Four or five days later Mother returned to Dacca and came to see me. She enquired, “How do you feel now ?“ I said, “I have not much pain now, but I feel very uncomfortable owing to my not having had a cold bath for a long time. It was the month of Vaisakh. The heat was grilling. Mother sat for some time and then left. Next day at about 1 p.m. She came again with Pitaji . At that time everybody in the house was asleep. My daughter, aged 11 or 12, who was posted to keep watch over me, was also fast asleep. Mother said, “You wanted to bathe; if you are keen on it, there is a tank yonder, go there and have a good bath.”
That tank was about 60 to 80 yards away. As soon as I heard Mothers words, a new strength was infused into my frail body with love and devotion for Her. My body then was but a skeleton. The warning of the physician not to leave my bed flashed through my mind for a moment and vanished away. In this condition as I tottered trying to stand up and take another loin-cloth to put on after the bath, Pitaji at once caught hold of me and led me to the tank. The floor of my house was above 4 ft. above the ground level. I got down the stairs and walked the whole distance. It was a reserve tank with the University Muslim Boarding House standing on its bank. There was also a notice put up by the P.W. Department to the effect that it must not be used for bathing and washing. But that day no inmate of the Boarding House could be seen. In my house too everybody was asleep; I got down into the tank and had a delightful bath. On returning to my quarters I spread out the wet cloth on the line hung up for drying clothes and lay down on the bed taking rest.
No sooner had I spread myself on my bedstead than my daughter awoke. She found Mother sitting by her side. As I walked through the lawn to have a bath, numerous seeds of love-thorn grass (Chorkanta) stuck to the loin-cloth I wore. When my servant Khagen saw the cloth studded with those thorns, his natural inference was that I had walked across the lawn at noon. This was brought to the notice of my wife, who showed that cloth to Mother and complained to Her that I had walked on the lawn at midday against the doctor’s express prohibition.
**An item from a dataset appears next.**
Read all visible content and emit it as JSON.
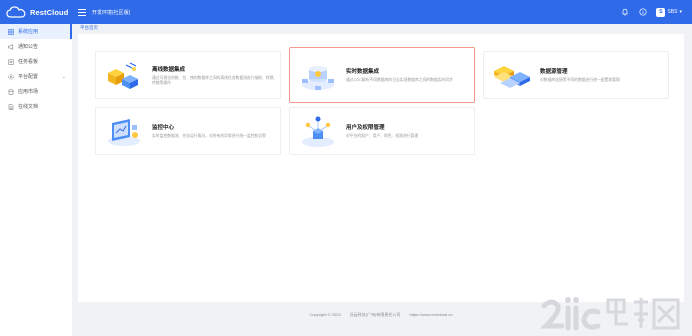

Mother began to laugh without saying a word. I was really struck with surprise, wondering how I could walk across the open lawn to have a dip in the tank in broad daylight quite unnoticed by anybody and how I could get the strength to stand such an effort. It was a feat quite beyond my comprehension. After three or four months when I left Dhaka for a change to a healthier climate, I told Niranjan all about it. Subsequently when after recovery I resumed my duties at the office, I stated the fact to my physicians who discredited the story altogether. My wife did not at first believe it either. When I described to them the full story they finally came to believe it.
Whilst the disease was in full swing, I developed a very strong desire to eat boiled rice. The attending physicians would not allow me to have it. Niranjan appealed to Mother, saying,—”Ma, Jyotish wants to take boiled rice; the doctors won’t allow it. If he dies, we shall have one great grief that we could not satisfy this desire of his before his death.” Mother laughed and said, “When Jyotish has a desire for it, he should be given rice’. After a few days Pitaji brought some boiled rice from Shah-bag and made me eat it, but nobody noticed it.